Class LMCLUS

  • All Implemented Interfaces:
    Algorithm, ClusteringAlgorithm<Clustering<Model>>

    @Reference(authors="R. Haralick, R. Harpaz",
               title="Linear manifold clustering in high dimensional spaces by stochastic search",
               booktitle="Pattern Recognition volume 40, Issue 10",
               url="https://doi.org/10.1016/j.patcog.2007.01.020",
               bibkey="DBLP:journals/pr/HaralickH07")
    public class LMCLUS
    extends java.lang.Object
    implements ClusteringAlgorithm<Clustering<Model>>
    Linear manifold clustering in high dimensional spaces by stochastic search.

    Reference:

    R. Haralick, R. Harpaz
    Linear manifold clustering in high dimensional spaces by stochastic search
    In: Pattern Recognition volume 40, Issue 10

    Implementation note: the LMCLUS algorithm seems to lack good stopping criterions. We can't entirely reproduce the good results from the original publication, in particular not on noisy data. But the questionable parts are as in the original publication, associated thesis and published source code. The minimum cluster size however can serve as a hidden stopping criterion.

    Since:
    0.5.0
    Author:
    Ernst Waas, Erich Schubert
    • Field Detail

      • LOG

        private static final Logging LOG
        The logger for this class.
      • LOG_NOT_FROM_ONE_CLUSTER_PROBABILITY

        private static final double LOG_NOT_FROM_ONE_CLUSTER_PROBABILITY
        Epsilon
      • sensitivityThreshold

        private final double sensitivityThreshold
        The current threshold value calculated by the findSeperation Method.
      • maxLMDim

        private final int maxLMDim
        Maximum cluster dimensionality
      • minsize

        private final int minsize
        Minimum cluster size
      • samplingLevel

        private final int samplingLevel
        Number of sampling rounds to find a good split
    • Constructor Detail

      • LMCLUS

        public LMCLUS​(int maxdim,
                      int minsize,
                      int samplingLevel,
                      double sensitivityThreshold,
                      RandomFactory rnd)
        Constructor.
        Parameters:
        maxdim - Maximum dimensionality
        minsize - Minimum cluster size
        samplingLevel - Sampling level
        sensitivityThreshold - Threshold
        rnd - Random factory
    • Method Detail

      • getInputTypeRestriction

        public TypeInformation[] getInputTypeRestriction()
        Description copied from interface: Algorithm
        Get the input type restriction used for negotiating the data query.
        Specified by:
        getInputTypeRestriction in interface Algorithm
        Returns:
        Type restriction
      • run

        public Clustering<Model> run​(Relation<? extends NumberVector> relation)
        The main LMCLUS (Linear manifold clustering algorithm) is processed in this method.

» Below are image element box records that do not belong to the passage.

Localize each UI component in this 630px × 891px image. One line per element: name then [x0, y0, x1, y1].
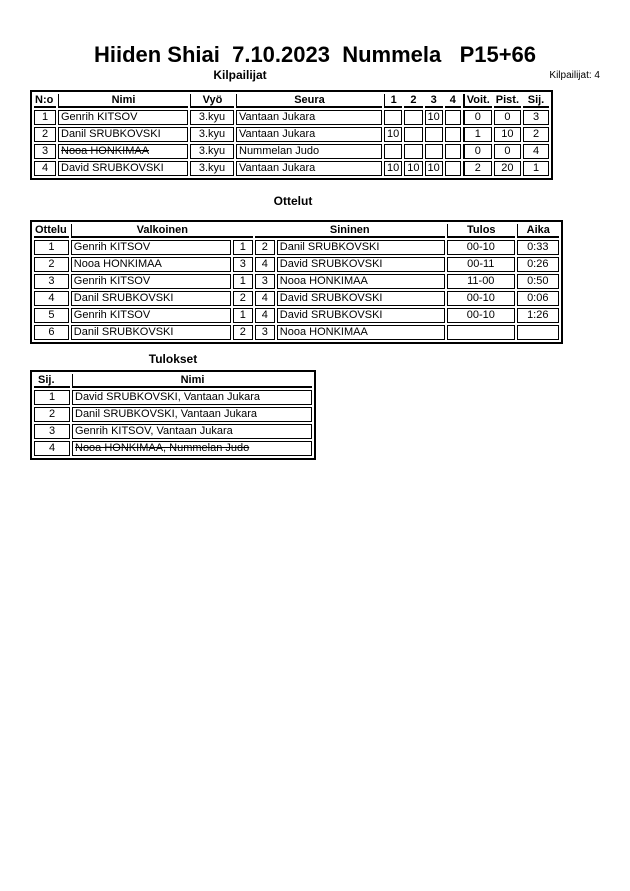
- competitors-count-label: Kilpailijat: 4: [549, 70, 600, 81]
- cell-white-name: Danil SRUBKOVSKI: [71, 325, 231, 340]
- cell-result: 00-11: [447, 257, 515, 272]
- cell-wins: 0: [463, 110, 492, 125]
- header-wins: Voit.: [463, 94, 492, 108]
- header-name: Nimi: [58, 94, 188, 108]
- competitors-section-title: Kilpailijat: [213, 68, 267, 82]
- cell-round-4: [445, 161, 461, 176]
- header-round-4: 4: [445, 94, 461, 108]
- matches-table: [30, 220, 563, 344]
- cell-round-3: 10: [425, 161, 443, 176]
- cell-no: 3: [34, 144, 56, 159]
- cell-points: 0: [494, 144, 521, 159]
- cell-result: 00-10: [447, 308, 515, 323]
- match-row: [34, 274, 559, 289]
- result-row: [34, 407, 312, 422]
- cell-white-no: 1: [233, 240, 253, 255]
- cell-name: Genrih KITSOV, Vantaan Jukara: [72, 424, 312, 439]
- cell-round-3: [425, 127, 443, 142]
- header-points: Pist.: [495, 94, 519, 106]
- cell-white-name: Nooa HONKIMAA: [71, 257, 231, 272]
- cell-round-2: [404, 127, 422, 142]
- cell-round-4: [445, 110, 461, 125]
- results-header-row: [34, 374, 312, 388]
- cell-white-name: Genrih KITSOV: [71, 274, 231, 289]
- cell-result: [447, 325, 515, 340]
- cell-no: 4: [34, 161, 56, 176]
- competitor-row: [34, 110, 549, 125]
- cell-place: 3: [34, 424, 70, 439]
- header-name: Nimi: [72, 374, 312, 388]
- cell-white-no: 2: [233, 291, 253, 306]
- header-no: N:o: [34, 94, 56, 108]
- cell-blue-no: 4: [255, 291, 275, 306]
- cell-blue-name: David SRUBKOVSKI: [277, 291, 445, 306]
- cell-round-4: [445, 127, 461, 142]
- cell-belt: 3.kyu: [190, 161, 234, 176]
- cell-place: 2: [523, 127, 549, 142]
- cell-wins: 0: [463, 144, 492, 159]
- cell-white-name: Genrih KITSOV: [71, 308, 231, 323]
- cell-round-1: 10: [384, 127, 402, 142]
- cell-no: 2: [34, 127, 56, 142]
- cell-match-no: 5: [34, 308, 69, 323]
- cell-white-no: 1: [233, 274, 253, 289]
- cell-place: 4: [34, 441, 70, 456]
- cell-match-no: 4: [34, 291, 69, 306]
- cell-match-no: 2: [34, 257, 69, 272]
- match-row: [34, 325, 559, 340]
- cell-white-name: Danil SRUBKOVSKI: [71, 291, 231, 306]
- cell-name: Nooa HONKIMAA: [58, 144, 188, 159]
- header-place: Sij.: [34, 374, 70, 388]
- cell-time: [517, 325, 559, 340]
- cell-result: 11-00: [447, 274, 515, 289]
- cell-points: 20: [494, 161, 521, 176]
- cell-blue-name: David SRUBKOVSKI: [277, 308, 445, 323]
- results-section-title: Tulokset: [148, 352, 198, 366]
- cell-name: David SRUBKOVSKI, Vantaan Jukara: [72, 390, 312, 405]
- cell-round-2: [404, 144, 422, 159]
- cell-points: 10: [494, 127, 521, 142]
- cell-round-2: 10: [404, 161, 422, 176]
- cell-blue-name: David SRUBKOVSKI: [277, 257, 445, 272]
- cell-time: 0:50: [517, 274, 559, 289]
- header-blue: Sininen: [255, 224, 445, 238]
- cell-match-no: 6: [34, 325, 69, 340]
- cell-belt: 3.kyu: [190, 144, 234, 159]
- competitor-row: [34, 127, 549, 142]
- cell-place: 1: [34, 390, 70, 405]
- cell-blue-name: Nooa HONKIMAA: [277, 274, 445, 289]
- cell-blue-no: 4: [255, 308, 275, 323]
- cell-blue-no: 3: [255, 325, 275, 340]
- header-time: Aika: [517, 224, 559, 238]
- cell-name: Danil SRUBKOVSKI, Vantaan Jukara: [72, 407, 312, 422]
- header-white: Valkoinen: [71, 224, 253, 238]
- cell-blue-name: Danil SRUBKOVSKI: [277, 240, 445, 255]
- result-row: [34, 441, 312, 456]
- cell-name: Nooa HONKIMAA, Nummelan Judo: [72, 441, 312, 456]
- cell-wins: 2: [463, 161, 492, 176]
- header-round-1: 1: [384, 94, 402, 108]
- cell-wins: 1: [463, 127, 492, 142]
- cell-result: 00-10: [447, 240, 515, 255]
- match-row: [34, 240, 559, 255]
- page-title: Hiiden Shiai 7.10.2023 Nummela P15+66: [93, 42, 537, 67]
- match-row: [34, 257, 559, 272]
- match-row: [34, 308, 559, 323]
- cell-club: Vantaan Jukara: [236, 127, 382, 142]
- header-belt: Vyö: [190, 94, 234, 108]
- header-match: Ottelu: [35, 224, 67, 236]
- cell-blue-no: 3: [255, 274, 275, 289]
- cell-result: 00-10: [447, 291, 515, 306]
- cell-round-1: 10: [384, 161, 402, 176]
- result-row: [34, 424, 312, 439]
- cell-time: 1:26: [517, 308, 559, 323]
- competitors-table: [30, 90, 553, 180]
- cell-time: 0:33: [517, 240, 559, 255]
- cell-time: 0:26: [517, 257, 559, 272]
- header-round-2: 2: [404, 94, 422, 108]
- cell-place: 4: [523, 144, 549, 159]
- cell-points: 0: [494, 110, 521, 125]
- cell-match-no: 1: [34, 240, 69, 255]
- cell-white-no: 3: [233, 257, 253, 272]
- results-table: [30, 370, 316, 460]
- cell-round-2: [404, 110, 422, 125]
- header-round-3: 3: [425, 94, 443, 108]
- cell-round-1: [384, 110, 402, 125]
- header-result: Tulos: [447, 224, 515, 238]
- competitor-row: [34, 144, 549, 159]
- cell-name: Danil SRUBKOVSKI: [58, 127, 188, 142]
- header-place: Sij.: [523, 94, 549, 108]
- cell-match-no: 3: [34, 274, 69, 289]
- cell-round-4: [445, 144, 461, 159]
- cell-blue-name: Nooa HONKIMAA: [277, 325, 445, 340]
- cell-club: Vantaan Jukara: [236, 161, 382, 176]
- cell-round-1: [384, 144, 402, 159]
- cell-belt: 3.kyu: [190, 110, 234, 125]
- cell-belt: 3.kyu: [190, 127, 234, 142]
- cell-club: Vantaan Jukara: [236, 110, 382, 125]
- cell-place: 3: [523, 110, 549, 125]
- competitor-row: [34, 161, 549, 176]
- cell-place: 1: [523, 161, 549, 176]
- cell-no: 1: [34, 110, 56, 125]
- cell-blue-no: 2: [255, 240, 275, 255]
- matches-header-row: [34, 224, 559, 238]
- cell-blue-no: 4: [255, 257, 275, 272]
- cell-name: Genrih KITSOV: [58, 110, 188, 125]
- match-row: [34, 291, 559, 306]
- result-row: [34, 390, 312, 405]
- cell-round-3: [425, 144, 443, 159]
- cell-time: 0:06: [517, 291, 559, 306]
- competitors-header-row: [34, 94, 549, 108]
- cell-white-no: 2: [233, 325, 253, 340]
- cell-club: Nummelan Judo: [236, 144, 382, 159]
- cell-white-no: 1: [233, 308, 253, 323]
- matches-section-title: Ottelut: [273, 194, 313, 208]
- header-club: Seura: [236, 94, 382, 108]
- cell-white-name: Genrih KITSOV: [71, 240, 231, 255]
- cell-name: David SRUBKOVSKI: [58, 161, 188, 176]
- cell-place: 2: [34, 407, 70, 422]
- cell-round-3: 10: [425, 110, 443, 125]
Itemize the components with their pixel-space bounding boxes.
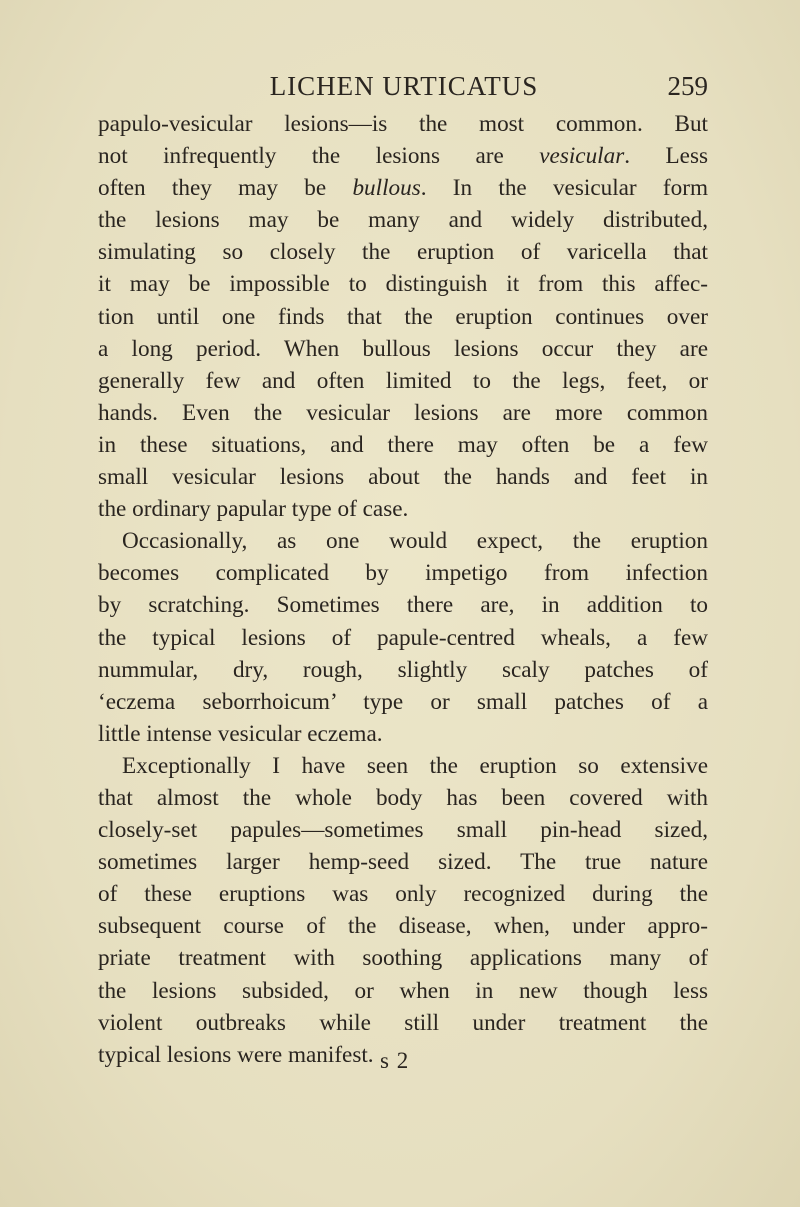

        The algorithm samples random linear manifolds and tries to find clusters in it. It calculates a distance histogram searches for a threshold and partitions the points in two groups the ones in the cluster and everything else. Then the best fitting linear manifold is searched and registered as a cluster. The process is started over until all points are clustered. The last cluster should contain all the outliers (or the whole data if no clusters have been found.)

        Parameters:
        relation - Relation
        Returns:
        Clustering result
      • deviation

        private double deviation​(double[] delta,
                                 double[][] beta)
        Deviation from a manifold described by beta.
        Parameters:
        delta - Delta from origin vector
        beta - Manifold
        Returns:
        Deviation score
      • findSeparation

        private LMCLUS.Separation findSeparation​(Relation<? extends NumberVector> relation,
                                                 DBIDs currentids,
                                                 int dimension,
                                                 java.util.Random r)
        This method samples a number of linear manifolds an tries to determine which the one with the best cluster is.
         A number of sample points according to the dimension of the linear manifold are taken.
         The basis (B) and the origin(o) of the manifold are calculated.
         A distance histogram using  the distance function ||x-o|| -||B^t*(x-o)|| is generated.
         The best threshold is searched using the elevate threshold function.
         The overall goodness of the threshold is determined.
         The process is redone until a specific number of samples is taken.
         
        Parameters:
        relation - The vector relation
        currentids - Current DBIDs
        dimension - the dimension of the linear manifold to sample.
        r - Random generator
        Returns:
        the overall goodness of the separation. The values origin basis and threshold are returned indirectly over class variables.
      • generateOrthonormalBasis

        private double[][] generateOrthonormalBasis​(java.util.List<double[]> vectors)
        This Method generates an orthonormal basis from a set of Vectors. It uses the established Gram-Schmidt algorithm for orthonormalisation:
         u_1 = v_1
         u_k = v_k -proj_u1(v_k)...proj_u(k-1)(v_k);
        
         Where proj_u(v) = <v,u>/<u,u> *u
         
        Parameters:
        vectors - The set of vectors to generate the orthonormal basis from
        Returns:
        the orthonormal basis generated by this method.
        Throws:
        java.lang.RuntimeException - if the given vectors are not linear independent.
      • findAndEvaluateThreshold

        private double[] findAndEvaluateThreshold​(DoubleDynamicHistogram histogram)
        Evaluate the histogram to find a suitable threshold
        Parameters:
        histogram - Histogram to evaluate
        Returns:
        Position and goodness